For now I fixed it by moving these Imports to Suggests,
and using requireNamespace and animint2:: and ggplot2Animint::
2017.09.01
use animint2 instead of animint.
First green build with three jobs on travis: CRAN, input, noinput.
2017.08.11
add bigwig.R and mclapply.R (removed from PeakSegJoint).
2017.08.09
compiling, installing, passing demo test.

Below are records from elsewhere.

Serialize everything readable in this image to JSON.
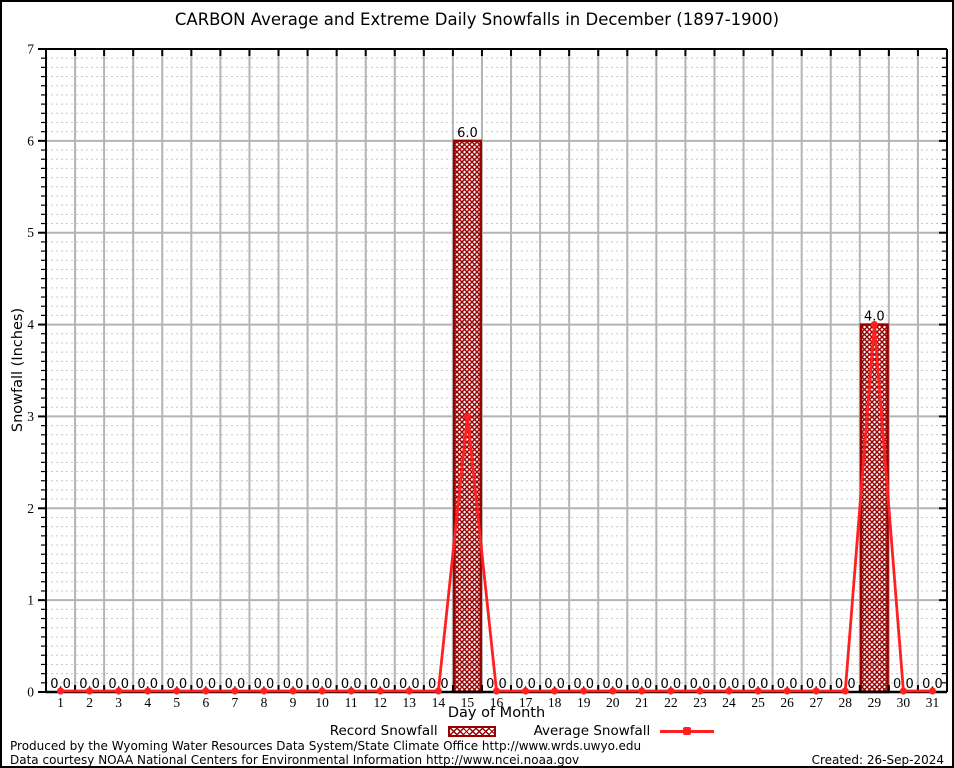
{
  "page": {
    "title": "CARBON Average and Extreme Daily Snowfalls in December (1897-1900)",
    "footer": {
      "line1": "Produced by the Wyoming Water Resources Data System/State Climate Office http://www.wrds.uwyo.edu",
      "line2": "Data courtesy NOAA National Centers for Environmental Information http://www.ncei.noaa.gov",
      "created": "Created: 26-Sep-2024"
    }
  },
  "chart_data": {
    "type": "bar",
    "title": "CARBON Average and Extreme Daily Snowfalls in December (1897-1900)",
    "xlabel": "Day of Month",
    "ylabel": "Snowfall (Inches)",
    "categories": [
      1,
      2,
      3,
      4,
      5,
      6,
      7,
      8,
      9,
      10,
      11,
      12,
      13,
      14,
      15,
      16,
      17,
      18,
      19,
      20,
      21,
      22,
      23,
      24,
      25,
      26,
      27,
      28,
      29,
      30,
      31
    ],
    "series": [
      {
        "name": "Record Snowfall",
        "type": "bar",
        "color": "#990000",
        "values": [
          0,
          0,
          0,
          0,
          0,
          0,
          0,
          0,
          0,
          0,
          0,
          0,
          0,
          0,
          6.0,
          0,
          0,
          0,
          0,
          0,
          0,
          0,
          0,
          0,
          0,
          0,
          0,
          0,
          4.0,
          0,
          0
        ]
      },
      {
        "name": "Average Snowfall",
        "type": "line",
        "color": "#ff2121",
        "values": [
          0,
          0,
          0,
          0,
          0,
          0,
          0,
          0,
          0,
          0,
          0,
          0,
          0,
          0,
          3.0,
          0,
          0,
          0,
          0,
          0,
          0,
          0,
          0,
          0,
          0,
          0,
          0,
          0,
          4.0,
          0,
          0
        ]
      }
    ],
    "value_labels_from": "Record Snowfall",
    "ylim": [
      0,
      7
    ],
    "y_major_step": 1,
    "y_minor_step": 0.1,
    "grid": "major solid, minor dashed",
    "legend_position": "bottom",
    "colors": {
      "bar_border": "#990000",
      "line": "#ff2121",
      "grid_major": "#b4b4b4",
      "grid_minor": "#c9c9c9",
      "axis": "#000000"
    }
  }
}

pipeline stops in target interval computation if there is non-integer
data in bigWig files.
import PeakSegJoint >= 2017.08.08 which returns mean.mat, which we use
to derive a log peak height relative to background, in
problem.joint.predict.
2017.06.19
copied code from PeakSegFPOP repo, modified for R interface.